Can you please test this code:
Public Function SplitFile(ByVal Filename As String, ByVal RecordsToRead As Integer, ByVal Parts As Integer) As Boolean
Dim filesname As String = Nothing
Dim data() As String = IO.File.ReadAllLines(Filename)
If (Parts * RecordsToRead <= data.Length) Then
Dim portion(RecordsToRead - 1) As String
For i As Integer = 0 To Parts - 1
Array.ConstrainedCopy(data, RecordsToRead * i, portion, 0, RecordsToRead)
Array.Clear(data, 0, RecordsToRead)
IO.File.WriteAllText(Filename.Replace(".", i + 1 & "."), String.Join(vbCrLf, portion))
Next
Else
Return False
End If
Return True
End Function
Here 'Filename' is the name of file, 'RecordsToRead' is the number of records you want to read from a file and put it into a new file, 'Parts' in how many files you want to create. this can put some light on your issue to resolve.
regards,
Shahan
Friday, September 28, 2012 1:22 PM
Thank you so much with your code and some others I came up with the following solution! I have added a link at the bottom to some code I wrote that used some of the logic from this page. I figured I'd give honor where honor was due! Thanks!

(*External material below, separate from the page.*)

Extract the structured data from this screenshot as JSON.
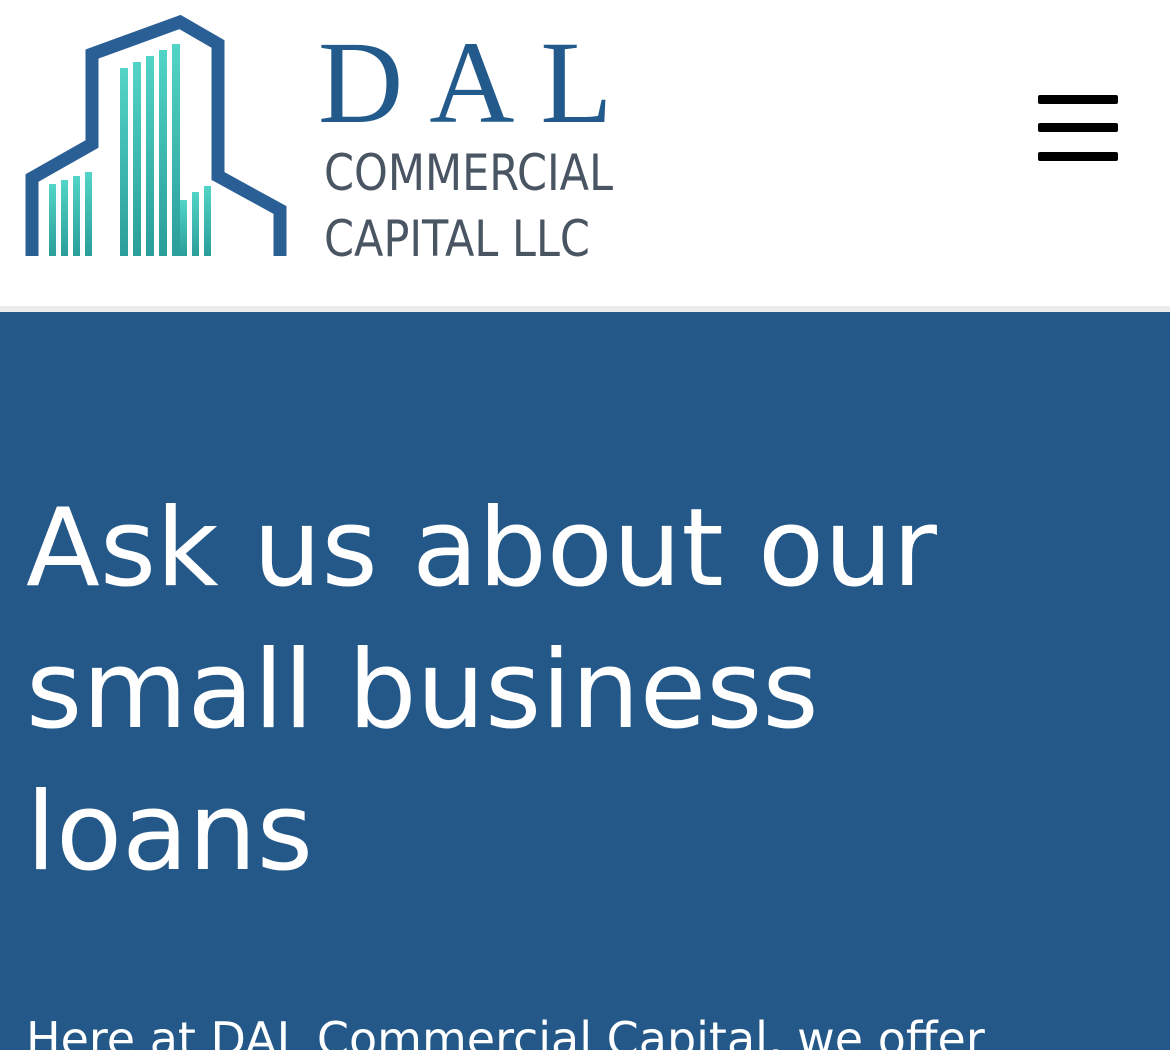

Below is a explanation about what I needed:
Try This, I wrote this because I have some very large '|' delimited files that have \r\n inside of some of the columns and I needed to use \r\n as the end of the line delimiter. I was trying to import some files using SSIS packages but because of some corrupted data in the files I was unable to. The File was over 5 GB so it was too large to open and manually fix. I found the answer through looking through lots of Forums to understand how streams work and ended up coming up with a solution that reads each character in a file and spits out the line based on the definitions I added into it. this is for use in a Command Line Application, complete with help :). I hope this helps some other people out, I haven't found a solution quite like it anywhere else, although the ideas were inspired by this forum and others.